Automated machine learning to predict the co-occurrence of isocitrate dehydrogenase mutations and O 6 -methylguanine-DNA methyltransferase promoter methylation in patients with gliomas

Combining isocitrate dehydrogenase mutation (IDHmut) with O -methylguanine-DNA methyltransferase promoter methylation (MGMTmet) has been identified as a critical prognostic molecular marker for gliomas. The aim of this study was to determine the ability of glioma radiomics features from magnetic resonance imaging (MRI) to predict the co-occurrence of IDHmut and MGMTmet by applying the tree-based pipeline optimization tool (TPOT), an automated machine learning (autoML) approach. This was a retrospective study, in which 162 patients with gliomas were evaluated, including 58 patients with co-occurrence of IDHmut and MGMTmet and 104 patients with other status comprising: IDH wildtype and MGMT unmethylated (n = 67), IDH wildtype and MGMTmet (n = 36), and IDHmut and MGMT unmethylated (n = 1). Three-dimensional (3D) T1-weighted images, gadolinium-enhanced 3D T1-weighted images (Gd-3DT1WI), T2-weighted images, and fluid-attenuated inversion recovery (FLAIR) images acquired at 3.0 T were used. Radiomics features were extracted from FLAIR and Gd-3DT1WI images.
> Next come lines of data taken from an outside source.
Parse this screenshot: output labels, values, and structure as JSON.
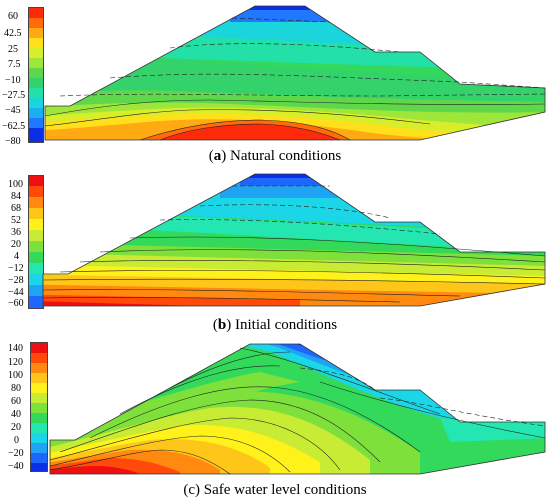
{
  "panels": [
    {
      "id": "a",
      "letter": "a",
      "caption_prefix": "(",
      "caption_text": ") Natural conditions",
      "legend_values": [
        "60",
        "42.5",
        "25",
        "7.5",
        "−10",
        "−27.5",
        "−45",
        "−62.5",
        "−80"
      ],
      "colors": [
        "#0000cc",
        "#0a2fe6",
        "#1f66ff",
        "#1ea3f5",
        "#1bd6e6",
        "#23e6b0",
        "#33d95a",
        "#7ee03b",
        "#c8ec33",
        "#fff21a",
        "#ffc61a",
        "#ff8a0f",
        "#ff4a0a",
        "#ee1010"
      ]
    },
    {
      "id": "b",
      "letter": "b",
      "caption_prefix": "(",
      "caption_text": ") Initial conditions",
      "legend_values": [
        "100",
        "84",
        "68",
        "52",
        "36",
        "20",
        "4",
        "−12",
        "−28",
        "−44",
        "−60"
      ],
      "colors": [
        "#0000cc",
        "#0a2fe6",
        "#1f66ff",
        "#1ea3f5",
        "#1bd6e6",
        "#23e6b0",
        "#33d95a",
        "#7ee03b",
        "#c8ec33",
        "#fff21a",
        "#ffc61a",
        "#ff8a0f",
        "#ff4a0a",
        "#ee1010"
      ]
    },
    {
      "id": "c",
      "letter": "",
      "caption_prefix": "",
      "caption_text": "(c) Safe water level conditions",
      "legend_values": [
        "140",
        "120",
        "100",
        "80",
        "60",
        "40",
        "20",
        "0",
        "−20",
        "−40"
      ],
      "colors": [
        "#0000cc",
        "#0a2fe6",
        "#1f66ff",
        "#1ea3f5",
        "#1bd6e6",
        "#23e6b0",
        "#33d95a",
        "#7ee03b",
        "#c8ec33",
        "#fff21a",
        "#ffc61a",
        "#ff8a0f",
        "#ff4a0a",
        "#ee1010"
      ]
    }
  ]
}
The TPOT was employed to generate the best machine learning pipeline, which contains both feature selector and classifier, based on input feature sets. A 4-fold cross-validation was used to evaluate the performance of automatically generated models. For each iteration, the training set included 121 subjects, while the test set included 41 subjects. Student's t-test or a chi-square test was applied on different clinical characteristics between two groups. Sensitivity, specificity, accuracy, kappa score, and AUC were used to evaluate the performance of TPOT-generated models. Finally, we compared the above metrics of TPOT-generated models to identify the best-performing model. Patients' ages and grades between two groups were significantly different (p = 0.002 and p = 0.000, respectively). The 4-fold cross-validation showed that gradient boosting classifier trained on shape and textual features from the Laplacian-of-Gaussian-filtered Gd-3DT1 achieved the best performance (average sensitivity = 81.1%, average specificity = 94%, average accuracy = 89.4%, average kappa score = 0.76, average AUC = 0.951). Using autoML based on radiomics features from MRI, a high discriminatory accuracy was achieved for predicting co-occurrence of IDHmut and MGMTmet in gliomas. LEVEL OF EVIDENCE: 3 TECHNICAL EFFICACY STAGE: 3.